Particle contamination of extreme ultraviolet (EUV) photomasks is one of the numerous challenges in nanoscale semiconductor fabrication, since it can lead to systematic device failures when disturbing patterns are projected repeatedly onto wafers during EUV exposure. Understanding adhesion of particle contamination is key in devising a strategy for cleaning of photomasks. In this work, particle contamination is treated as a particle‐plane problem in which surface roughness and the interacting materials have major influences. For this purpose, vacuum atomic force microscopy (AFM) contact measurements to quantify the van der Waals (vdW) forces between tip and sample are performed. This as a vacuum AFM‐based methodology that combines numerical Hamaker theory and blind tip reconstruction is introduced.
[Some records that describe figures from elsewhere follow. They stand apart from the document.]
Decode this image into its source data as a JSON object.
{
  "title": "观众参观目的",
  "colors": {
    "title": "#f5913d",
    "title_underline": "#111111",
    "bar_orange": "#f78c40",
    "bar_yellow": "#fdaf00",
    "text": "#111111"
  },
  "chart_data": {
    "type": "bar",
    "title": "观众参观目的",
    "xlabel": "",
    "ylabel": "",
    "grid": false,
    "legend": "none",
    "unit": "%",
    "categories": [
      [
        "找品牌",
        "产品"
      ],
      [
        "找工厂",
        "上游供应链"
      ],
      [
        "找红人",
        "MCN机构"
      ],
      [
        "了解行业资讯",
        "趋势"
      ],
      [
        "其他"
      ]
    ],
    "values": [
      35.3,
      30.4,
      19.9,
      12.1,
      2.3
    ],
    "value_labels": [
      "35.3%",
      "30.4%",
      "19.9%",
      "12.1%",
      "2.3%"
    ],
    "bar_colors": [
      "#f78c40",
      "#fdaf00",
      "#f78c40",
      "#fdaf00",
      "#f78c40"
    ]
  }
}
The Hamaker constants of 15 × 10−20 J and 13 × 10−20 J for the material systems of a silicon (Si) tip with both aluminum oxide (Al2O3) and native silicon dioxide (SiO2) on Si substrates, respectively have been determined. These methodology allows an alternative, quick and low‐cost approach to characterize the Hamaker constant within the right order of magnitude for any material combination. This paper presents an alternative methodology for van der Waals force prediction of particles with any body‐shape and surface roughness. It is optimized for AFM measurements and combines numerical Hamaker theory with blind tip reconstruction. The quantification of interacting forces can lead to more efficient contamination particle removal, especially for EUV photomask cleaning in the semiconductor industry.